Another epochal event of my younger years was the Warsaw Pact invasion of Czechoslovakia in August 1969; I can still remember my father whispering the news to me very early one morning just as he left for work… it was unacceptable for one country in the Pact to pursue an independent line which the Soviets did not approve of, and the Czechs had to be brought back into line, which happened, and many of its writers left. Milan Kundera ended up in Paris, where he has lived and written for most of his life, and Josef Skvorecky, whose amazing The Engineer of Human Souls is the book I’m currently re-reading, fetched up in Canada, where he taught English literature in Toronto as well as writing until he died a few years ago. It’s Skvorecky who, more than anyone else, conveys to me a powerful sense of what it means to be an exile…

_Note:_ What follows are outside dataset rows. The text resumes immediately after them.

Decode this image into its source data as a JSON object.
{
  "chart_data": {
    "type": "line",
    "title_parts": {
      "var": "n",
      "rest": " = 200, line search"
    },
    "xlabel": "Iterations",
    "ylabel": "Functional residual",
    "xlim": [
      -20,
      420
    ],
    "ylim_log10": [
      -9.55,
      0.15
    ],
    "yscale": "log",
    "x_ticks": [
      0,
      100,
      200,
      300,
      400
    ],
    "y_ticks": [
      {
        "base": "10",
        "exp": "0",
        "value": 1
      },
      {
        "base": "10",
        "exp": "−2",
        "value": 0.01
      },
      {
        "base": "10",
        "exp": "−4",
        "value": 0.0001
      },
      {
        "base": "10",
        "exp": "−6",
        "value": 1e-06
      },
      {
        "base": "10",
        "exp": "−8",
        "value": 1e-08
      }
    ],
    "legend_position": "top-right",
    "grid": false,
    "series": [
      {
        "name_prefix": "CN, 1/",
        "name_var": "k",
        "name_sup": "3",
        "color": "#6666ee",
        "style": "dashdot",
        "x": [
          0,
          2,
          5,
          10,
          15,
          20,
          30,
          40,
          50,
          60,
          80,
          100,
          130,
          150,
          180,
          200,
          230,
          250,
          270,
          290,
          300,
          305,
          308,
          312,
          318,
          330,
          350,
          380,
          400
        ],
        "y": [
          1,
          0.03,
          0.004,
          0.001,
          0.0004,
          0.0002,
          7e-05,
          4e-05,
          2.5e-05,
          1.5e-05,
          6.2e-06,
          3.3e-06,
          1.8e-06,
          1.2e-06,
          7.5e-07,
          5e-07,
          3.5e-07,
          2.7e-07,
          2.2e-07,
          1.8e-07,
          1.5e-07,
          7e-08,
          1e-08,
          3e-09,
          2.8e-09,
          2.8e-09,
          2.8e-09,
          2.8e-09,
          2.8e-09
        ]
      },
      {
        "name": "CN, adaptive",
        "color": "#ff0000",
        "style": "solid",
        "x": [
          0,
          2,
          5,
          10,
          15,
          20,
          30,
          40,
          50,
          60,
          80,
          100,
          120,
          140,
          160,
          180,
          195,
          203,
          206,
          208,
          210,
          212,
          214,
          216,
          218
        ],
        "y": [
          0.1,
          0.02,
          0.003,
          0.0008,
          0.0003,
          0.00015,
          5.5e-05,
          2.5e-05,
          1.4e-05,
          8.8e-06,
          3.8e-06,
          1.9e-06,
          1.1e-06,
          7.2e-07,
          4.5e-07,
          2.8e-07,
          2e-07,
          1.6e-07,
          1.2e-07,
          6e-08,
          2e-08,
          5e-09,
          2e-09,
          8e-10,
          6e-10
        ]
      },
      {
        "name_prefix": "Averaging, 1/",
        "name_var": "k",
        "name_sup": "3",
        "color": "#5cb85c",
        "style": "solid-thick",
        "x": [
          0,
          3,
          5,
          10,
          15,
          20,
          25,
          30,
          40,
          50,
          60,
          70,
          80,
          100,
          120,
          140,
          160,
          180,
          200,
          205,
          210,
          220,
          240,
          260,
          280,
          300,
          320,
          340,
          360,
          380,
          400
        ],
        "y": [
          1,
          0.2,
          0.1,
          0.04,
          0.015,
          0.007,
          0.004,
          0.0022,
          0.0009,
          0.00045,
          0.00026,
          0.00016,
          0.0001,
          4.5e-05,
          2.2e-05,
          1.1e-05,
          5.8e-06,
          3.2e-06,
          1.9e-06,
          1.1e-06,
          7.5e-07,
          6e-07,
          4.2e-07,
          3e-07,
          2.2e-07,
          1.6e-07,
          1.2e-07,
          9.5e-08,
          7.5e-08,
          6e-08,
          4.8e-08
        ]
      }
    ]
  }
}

I can’t conclude this post without a mention of the Polish writer Czeslaw Milosz, who came from my father’s part of Poland, survived the Nazi occupation of the country, initially threw in his lot with the People’s Republic after the liberation, but eventually found its thought control too stifling and chose to leave. His exploration of the effect of totalitarianism on the way people think, The Captive Mind, is still powerful sixty years after it was written, and nearly thirty years after the end of the Soviet Union.

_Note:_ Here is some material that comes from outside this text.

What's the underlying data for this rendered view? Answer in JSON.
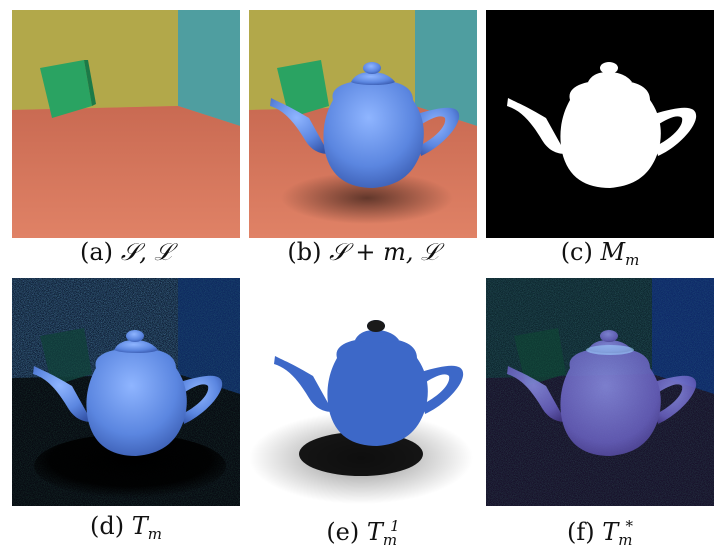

In terms of my initial taxonomy, Joyce left Ireland freely, Solzhenitsyn was forcibly expelled and stripped of his Soviet citizenship, and the other three writers I’ve used as examples didn’t actually have to leave – but what else could they have done? Writing for the bottom drawer was a possible activity, but writers usually write because they feel they have something worthwhile to say. How much do they lose by not being in their homeland?